A team of Dutch researchers at teaching hospital Amsterdam UMC have designed a blood test that can help diagnose certain cancers in their early stages but the method is not yet reliable enough to be used in mass screening, the Volkskrant reports.
Team leaders Myron Best and Tom Würdinger, looked at blood platelets as markers for a certain kind of cancer tumour.
The likelihood is that the platelets change according to the type of cancer, according to Best. ‘They also form a shield around the cancer cells which enter the blood stream. We are getting better at interpreting the different shapes of the platelets,’ he told the paper.
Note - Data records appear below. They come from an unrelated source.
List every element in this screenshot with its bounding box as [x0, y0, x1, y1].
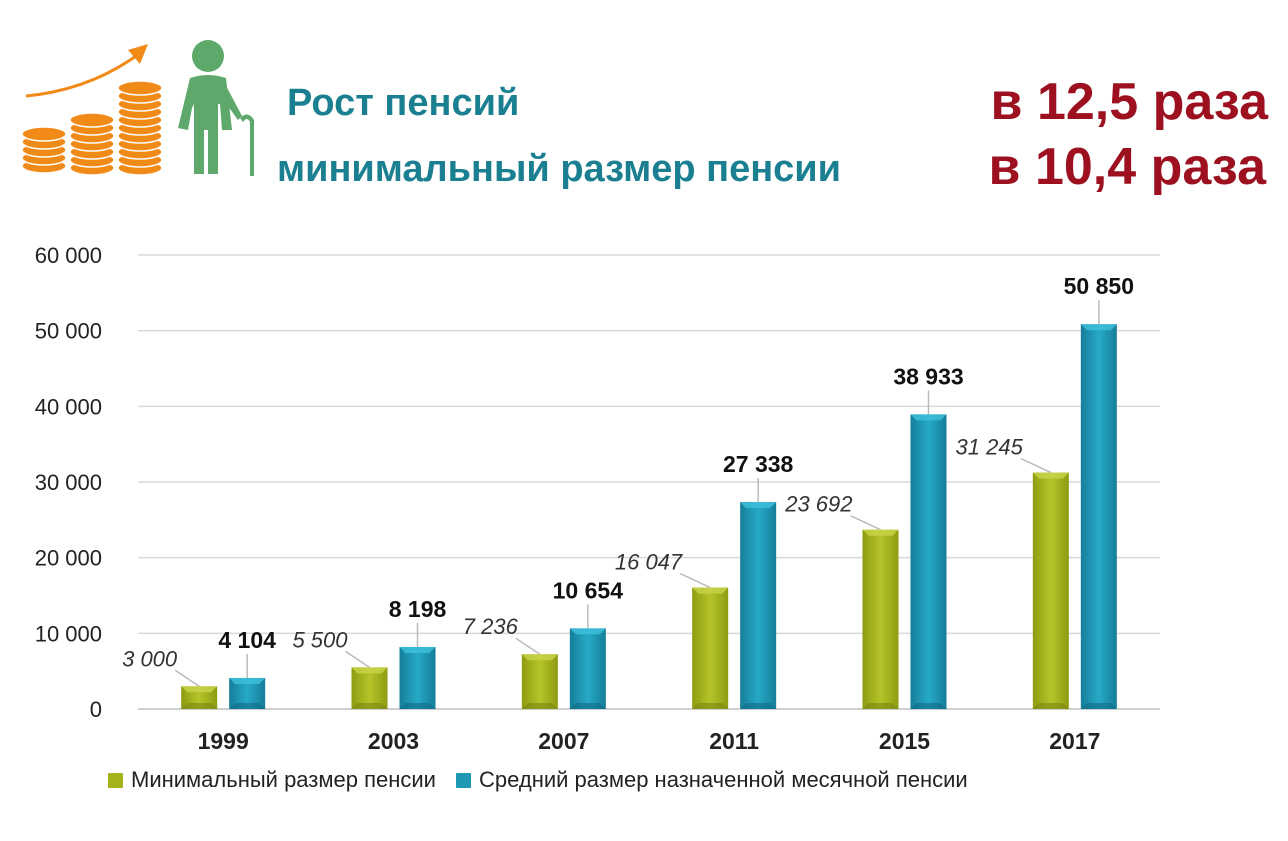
data-label-min: 23 692 [784, 492, 852, 517]
bar-bevel-bottom [181, 703, 218, 709]
x-tick-label: 2003 [368, 728, 419, 754]
bar-bevel-bottom [569, 703, 606, 709]
growth-factor-1: в 12,5 раза [990, 73, 1268, 131]
legend-swatch-min [108, 772, 123, 788]
data-label-min: 3 000 [122, 646, 178, 671]
y-tick-label: 0 [90, 697, 102, 722]
bar-bevel-top [910, 414, 947, 421]
bar-bevel-top [181, 686, 218, 693]
bar-min: 7 236 [463, 614, 558, 709]
legend: Минимальный размер пенсии Средний размер… [108, 764, 988, 796]
growth-arrow-icon [25, 44, 148, 98]
bar-bevel-bottom [399, 703, 436, 709]
y-tick-label: 20 000 [35, 546, 102, 571]
growth-factor-2: в 10,4 раза [988, 138, 1266, 196]
bar-body [521, 654, 558, 709]
bar-bevel-top [569, 628, 606, 635]
title-line-2: минимальный размер пенсии [277, 148, 842, 190]
bar-bevel-top [229, 677, 266, 684]
bar-bevel-top [740, 502, 777, 509]
bar-body [351, 667, 388, 709]
bar-bevel-bottom [521, 703, 558, 709]
bar-body [1080, 324, 1117, 709]
bar-bevel-top [1032, 472, 1069, 479]
y-tick-label: 50 000 [35, 319, 102, 344]
data-label-avg: 10 654 [553, 577, 624, 603]
pension-bar-chart: 0 10 000 20 000 30 000 40 000 50 000 60 000 3 … [35, 243, 1160, 754]
data-label-min: 7 236 [463, 614, 519, 639]
elderly-person-icon [178, 40, 254, 176]
title-line-1: Рост пенсий [287, 82, 520, 124]
legend-label-min: Минимальный размер пенсии [131, 767, 436, 792]
bar-bevel-bottom [229, 703, 266, 709]
bar-avg: 4 104 [218, 627, 276, 709]
data-label-avg: 50 850 [1064, 273, 1134, 299]
bar-body [740, 502, 777, 709]
bar-min: 16 047 [615, 550, 729, 709]
legend-label-avg: Средний размер назначенной месячной пенс… [478, 767, 968, 792]
bar-bevel-top [1080, 324, 1117, 331]
bar-bevel-top [351, 667, 388, 674]
data-label-avg: 38 933 [893, 363, 963, 389]
data-label-avg: 8 198 [389, 596, 447, 622]
header-illustration [21, 40, 254, 176]
x-tick-label: 2017 [1049, 728, 1100, 754]
x-tick-label: 1999 [198, 728, 249, 754]
x-tick-label: 2011 [709, 728, 759, 754]
data-label-avg: 4 104 [218, 627, 276, 653]
bar-bevel-top [521, 654, 558, 661]
bar-min: 31 245 [956, 435, 1069, 709]
legend-item-min: Минимальный размер пенсии [108, 767, 436, 793]
x-tick-label: 2007 [538, 728, 589, 754]
bar-bevel-bottom [910, 703, 947, 709]
bar-bevel-bottom [692, 703, 729, 709]
bar-min: 5 500 [292, 627, 388, 709]
bar-bevel-top [399, 646, 436, 653]
y-tick-label: 30 000 [35, 470, 102, 495]
legend-item-avg: Средний размер назначенной месячной пенс… [455, 767, 968, 793]
bar-body [692, 587, 729, 709]
y-axis-ticks: 0 10 000 20 000 30 000 40 000 50 000 60 000 [35, 243, 102, 722]
bar-avg: 27 338 [723, 451, 794, 709]
x-axis-ticks: 1999 2003 2007 2011 2015 2017 [198, 728, 1101, 754]
bar-body [399, 646, 436, 709]
data-label-min: 16 047 [615, 550, 683, 575]
coin-stacks-icon [21, 80, 163, 176]
data-label-leader [174, 669, 200, 687]
bar-bevel-bottom [862, 703, 899, 709]
y-tick-label: 60 000 [35, 243, 102, 268]
data-label-min: 5 500 [292, 627, 348, 652]
gridlines [138, 254, 1160, 710]
bar-avg: 8 198 [389, 596, 447, 709]
bar-bevel-top [692, 587, 729, 594]
bar-bevel-top [862, 529, 899, 536]
bar-bevel-bottom [740, 703, 777, 709]
legend-swatch-avg [455, 772, 471, 788]
data-label-leader [1020, 457, 1052, 474]
bar-body [910, 414, 947, 709]
data-label-leader [515, 637, 541, 655]
bar-body [569, 628, 606, 709]
data-label-avg: 27 338 [723, 451, 794, 477]
bar-bevel-bottom [351, 703, 388, 709]
bar-avg: 50 850 [1064, 273, 1134, 709]
x-tick-label: 2015 [879, 728, 930, 754]
bar-min: 3 000 [122, 646, 218, 709]
y-tick-label: 40 000 [35, 394, 102, 419]
bar-min: 23 692 [784, 492, 899, 709]
y-tick-label: 10 000 [35, 621, 102, 646]
bar-avg: 38 933 [893, 363, 964, 709]
bar-bevel-bottom [1032, 703, 1069, 709]
bar-bevel-bottom [1080, 703, 1117, 709]
data-label-leader [345, 650, 370, 669]
data-label-leader [679, 572, 711, 589]
data-label-min: 31 245 [956, 435, 1024, 460]
data-label-leader [850, 515, 881, 531]
bar-avg: 10 654 [553, 577, 624, 709]
bar-body [1032, 472, 1069, 709]
bar-body [862, 529, 899, 709]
The subsequent diagnostic work was left to a computer. Some two thousand blood samples of people both with and without cancer were analysed using a self-learning programme which had been taught which platelet shapes were linked with which cancer
The computer was able to diagnose 18 types of cancer, both in the early stages and in later stage cancer, the researchers found. In people whose cancer had not metastasised, the computer correctly diagnosed cancer in around half of cases.
However, the test is not likely to be used in mass screenings because the programme is producing too many false positives, clinical chemistry professor Eleftherios Diamandis at the university of Toronto told the paper in a reaction.
It would mean that of every 100 people who are diagnosed with cancer using this test 57 would not have the disease at all, usuallly after having gone through more tests and much stress, he said.
Sjors in’t Veld, the scientific researcher responsible for the computer programme, admits that more work needs to be done to reduce the number of false positives before the test can be put to broad use.
‘We need to train the computer by feeding it thousands more blood samples. We have seen that the software spontaneously recognised two types of cancer it had not seen before. That is a sign we are going in the right direction,’ he said.